Andrey Matveyev,* Kathryn T. Young, Julie Rumble, Jennifer Lee, Elaine Bucheimer, Andrew Meng, Jeff Elhai
Dept. of Biology, University of Richmond, Richmond VA 23173, U.S.A.

The spaced heterocysts that appear in Anabaena PCC 7120 in response to nitrogen starvation have been explained by a model resting on two assumptions: (1) the first cells to begin differentiation arise at random along the filament, and (2) an inhibitor of differentiation diffuses laterally from differentiating cells. We have considered an alternative model, one that postulates nonrandom initiation of differentiation governed by a cell's position in the cell cycle.
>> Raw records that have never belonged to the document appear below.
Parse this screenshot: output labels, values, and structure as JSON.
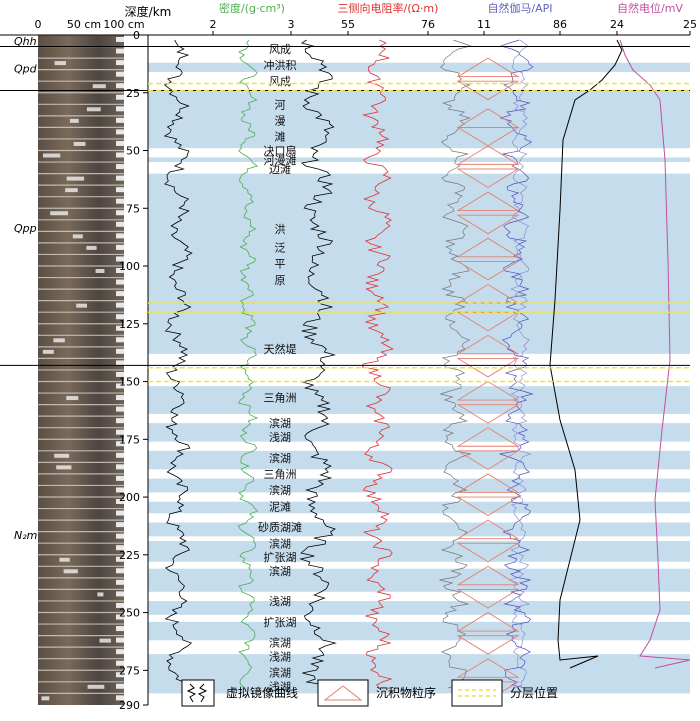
{
  "chart_data": {
    "type": "line",
    "title": "",
    "core_scale": {
      "label_0": "0",
      "label_50": "50 cm",
      "label_100": "100 cm"
    },
    "depth_axis": {
      "label": "深度/km",
      "min": 0,
      "max": 290,
      "ticks": [
        "0",
        "25",
        "50",
        "75",
        "100",
        "125",
        "150",
        "175",
        "200",
        "225",
        "250",
        "275",
        "290"
      ]
    },
    "tracks": [
      {
        "name": "密度/(g·cm³)",
        "min": 2,
        "max": 3,
        "tick_labels": [
          "2",
          "3"
        ],
        "color": "#4caf50"
      },
      {
        "name": "三侧向电阻率/(Ω·m)",
        "min": 55,
        "max": 76,
        "tick_labels": [
          "55",
          "76"
        ],
        "color": "#e03030"
      },
      {
        "name": "自然伽马/API",
        "min": 11,
        "max": 86,
        "tick_labels": [
          "11",
          "86"
        ],
        "color": "#6060c0"
      },
      {
        "name": "自然电位/mV",
        "min": 24,
        "max": 25,
        "tick_labels": [
          "24",
          "25"
        ],
        "color": "#c050a0"
      }
    ],
    "formations": [
      {
        "name": "Qhh",
        "top": 0,
        "bottom": 5
      },
      {
        "name": "Qpd",
        "top": 5,
        "bottom": 24
      },
      {
        "name": "Qpp",
        "top": 24,
        "bottom": 143
      },
      {
        "name": "N₂m",
        "top": 143,
        "bottom": 290
      }
    ],
    "facies_labels": [
      {
        "text": "风成",
        "depth": 6
      },
      {
        "text": "冲洪积",
        "depth": 13
      },
      {
        "text": "风成",
        "depth": 20
      },
      {
        "text": "河",
        "depth": 30
      },
      {
        "text": "漫",
        "depth": 37
      },
      {
        "text": "滩",
        "depth": 44
      },
      {
        "text": "决口扇",
        "depth": 50
      },
      {
        "text": "河漫滩",
        "depth": 54
      },
      {
        "text": "边滩",
        "depth": 58
      },
      {
        "text": "洪",
        "depth": 84
      },
      {
        "text": "泛",
        "depth": 92
      },
      {
        "text": "平",
        "depth": 99
      },
      {
        "text": "原",
        "depth": 106
      },
      {
        "text": "天然堤",
        "depth": 136
      },
      {
        "text": "三角洲",
        "depth": 157
      },
      {
        "text": "滨湖",
        "depth": 168
      },
      {
        "text": "浅湖",
        "depth": 174
      },
      {
        "text": "滨湖",
        "depth": 183
      },
      {
        "text": "三角洲",
        "depth": 190
      },
      {
        "text": "滨湖",
        "depth": 197
      },
      {
        "text": "泥滩",
        "depth": 204
      },
      {
        "text": "砂质湖滩",
        "depth": 213
      },
      {
        "text": "滨湖",
        "depth": 220
      },
      {
        "text": "扩张湖",
        "depth": 226
      },
      {
        "text": "滨湖",
        "depth": 232
      },
      {
        "text": "浅湖",
        "depth": 245
      },
      {
        "text": "扩张湖",
        "depth": 254
      },
      {
        "text": "滨湖",
        "depth": 263
      },
      {
        "text": "浅湖",
        "depth": 269
      },
      {
        "text": "滨湖",
        "depth": 276
      },
      {
        "text": "浅湖",
        "depth": 282
      }
    ],
    "blue_bands": [
      [
        12,
        16
      ],
      [
        24,
        49
      ],
      [
        53,
        55
      ],
      [
        60,
        138
      ],
      [
        152,
        164
      ],
      [
        168,
        176
      ],
      [
        180,
        188
      ],
      [
        192,
        198
      ],
      [
        202,
        207
      ],
      [
        211,
        217
      ],
      [
        219,
        228
      ],
      [
        231,
        241
      ],
      [
        245,
        251
      ],
      [
        254,
        262
      ],
      [
        268,
        285
      ]
    ],
    "layer_boundaries_yellow": [
      21,
      24,
      116,
      120,
      144,
      150
    ],
    "legend": [
      "虚拟镜像曲线",
      "沉积物粒序",
      "分层位置"
    ],
    "colors": {
      "band": "#c5dcec",
      "boundary": "#f0e040",
      "mirror": "#000000",
      "sequence": "#e38070"
    }
  }
}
The model has been tested in two ways. First, the pattern of cell division within a filament has been studied, to see if it could underlie the ultimate pattern of differentiating cells. Cell division was found not to occur at random. Rather, contiguous cells are likely to share a common position in the cell cycle. Second, we have attempted to alter the normal regulation of DNA synthesis and cell division by manipulating genes encoding DNA methyltransferases, enzymes that have been shown to control both DNA replication and differentiation in other bacteria. Four such genes have been cloned. Two (dmnA and dmnD) encode enzymes that methylate the same sequence (GATC). Loss of dmnA appears to be lethal, while its presence in multiple copies leads to a striking drop in the frequency of heterocysts. Another gene (dmnB) encodes a GGCC-specific DNA methyltransferase. Different manipulations of the dmnB region has led to either the loss of the ability to differentiate or to heterocyst formation in the presence of nitrate. These results will be discussed in terms of opposing models to explain the spaced differentiation of heterocysts.